Мономах вздрогнул. Вот он, его звёздный час. Его зовут идти на Киев!..
Вновь тяжело опустился в кресло. Да, ожидать справедливого суда, чтобы попасть в царствие небесное, это ещё потратить полжизни. Это будет тогда уже и вся его жизнь. Не долго ли засиделся он в своём ожидании? Иль мало положил своих трудов, чтобы стояла и крепла Русская земля?!
Кто из наследников Ярослава Мудрого больше, нежели он, служил Русской земле? Никогда своего живота не жалел для неё. Вечно в седле, в жару, в ливни, в морозы, в снега. Где он только не был. Смоленск, Ростов, Чернигов, Волынь, Полоцк, Переяслав... Ещё при отце Всеволоде правил Русью. Тушил распри между меньшими князьями. Давил мятежи и ворохбу смердов и гражан, которые всегда шли за волхвами или становились грабителями-татями... Наступал на половецкую Степь. И сейчас вот уже сколько лет, изгнанный братом своим из Чернигова, сидит в Переяславле и подпирает своими плечами дикие орды, закрывает ворота Степи. А за его спиной братья-князья лишь медами обпиваются, на пуховых ложах нежатся да за ним пристально следят, дабы не выскочил впереди их на золотой стол киевский...
Думал, соберёт князей в Любече, умиротворит их и они скажут ему: «Иди, брат Володимир, в Киев. Отбери правило у ничтожного Святополка. Еси между нами сильнейший и мудрейший».
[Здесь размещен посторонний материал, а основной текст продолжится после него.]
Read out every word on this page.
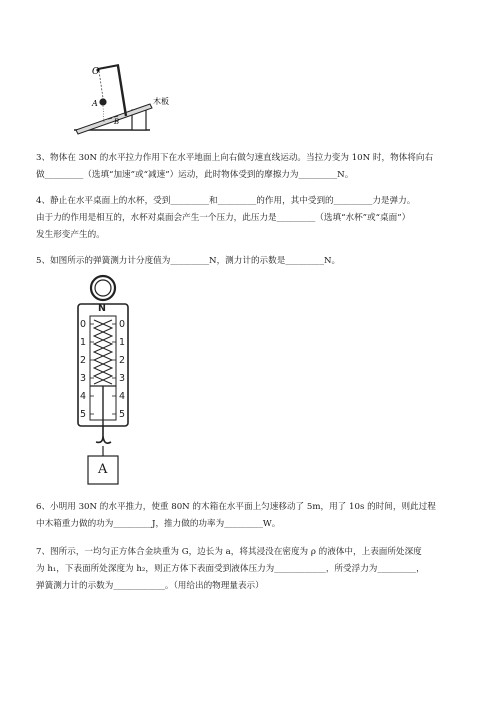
O
A
B
木板

3、物体在 30N 的水平拉力作用下在水平地面上向右做匀速直线运动。当拉力变为 10N 时，物体将向右

做_________（选填“加速”或“减速”）运动，此时物体受到的摩擦力为_________N。

4、静止在水平桌面上的水杯，受到_________和_________的作用，其中受到的_________力是弹力。

由于力的作用是相互的，水杯对桌面会产生一个压力，此压力是_________（选填“水杯”或“桌面”）

发生形变产生的。

5、如图所示的弹簧测力计分度值为_________N，测力计的示数是_________N。

N
0
1
2
3
4
5
0
1
2
3
4
5
A

6、小明用 30N 的水平推力，使重 80N 的木箱在水平面上匀速移动了 5m，用了 10s 的时间，则此过程

中木箱重力做的功为_________J，推力做的功率为_________W。

7、图所示，一均匀正方体合金块重为 G，边长为 a，将其浸没在密度为 ρ 的液体中，上表面所处深度

为 h₁，下表面所处深度为 h₂，则正方体下表面受到液体压力为____________，所受浮力为_________，

弹簧测力计的示数为____________。（用给出的物理量表示）
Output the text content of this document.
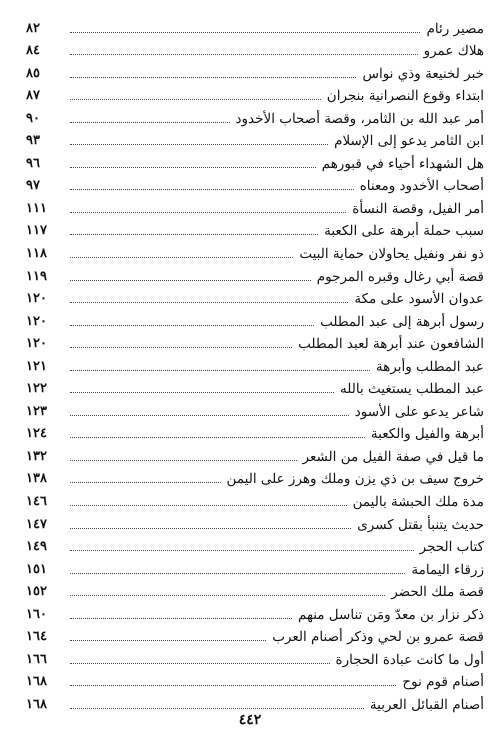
مصير رئام
٨٢
هلاك عمرو
٨٤
خبر لخنيعة وذي نواس
٨٥
ابتداء وقوع النصرانية بنجران
٨٧
أمر عبد الله بن الثامر، وقصة أصحاب الأخدود
٩٠
ابن الثامر يدعو إلى الإسلام
٩٣
هل الشهداء أحياء في قبورهم
٩٦
أصحاب الأخدود ومعناه
٩٧
أمر الفيل، وقصة النسأة
١١١
سبب حملة أبرهة على الكعبة
١١٧
ذو نفر ونفيل يحاولان حماية البيت
١١٨
قصة أبي رغال وقبره المرجوم
١١٩
عدوان الأسود على مكة
١٢٠
رسول أبرهة إلى عبد المطلب
١٢٠
الشافعون عند أبرهة لعبد المطلب
١٢٠
عبد المطلب وأبرهة
١٢١
عبد المطلب يستغيث بالله
١٢٢
شاعر يدعو على الأسود
١٢٣
أبرهة والفيل والكعبة
١٢٤
ما قيل في صفة الفيل من الشعر
١٣٢
خروج سيف بن ذي يزن وملك وهرز على اليمن
١٣٨
مدة ملك الحبشة باليمن
١٤٦
حديث يتنبأ بقتل كسرى
١٤٧
كتاب الحجر
١٤٩
زرقاء اليمامة
١٥١
قصة ملك الحضر
١٥٢
ذكر نزار بن معدّ ومَن تناسل منهم
١٦٠
قصة عمرو بن لحي وذكر أصنام العرب
١٦٤
أول ما كانت عبادة الحجارة
١٦٦
أصنام قوم نوح
١٦٨
أصنام القبائل العربية
١٦٨
٤٤٢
Не сказали. Молвили иное: «Да сидит каждый в вотчине своей». Вишь, Святополк для всех их более выгоден – не мешает грабить друг друга, сдирать кожу с чёрного люда... Но теперь... Неужели поняли, что злокозненный Святополк готов им всем глаза вытащить?
Кто должен защитить правду и землю Русскую от поругания и бесчестия ничтожности? Кто должен наказать убийцу?
Мономах требовательно посмотрел на своих воевод. Они безмолвствовали, но их глаза горели гневом и надеждой. Нерадец... Ратибор... Славята... И сей киянин, посланный к нему самим Богом... Их взгляды призывали Мономаха взять в руки меч справедливости.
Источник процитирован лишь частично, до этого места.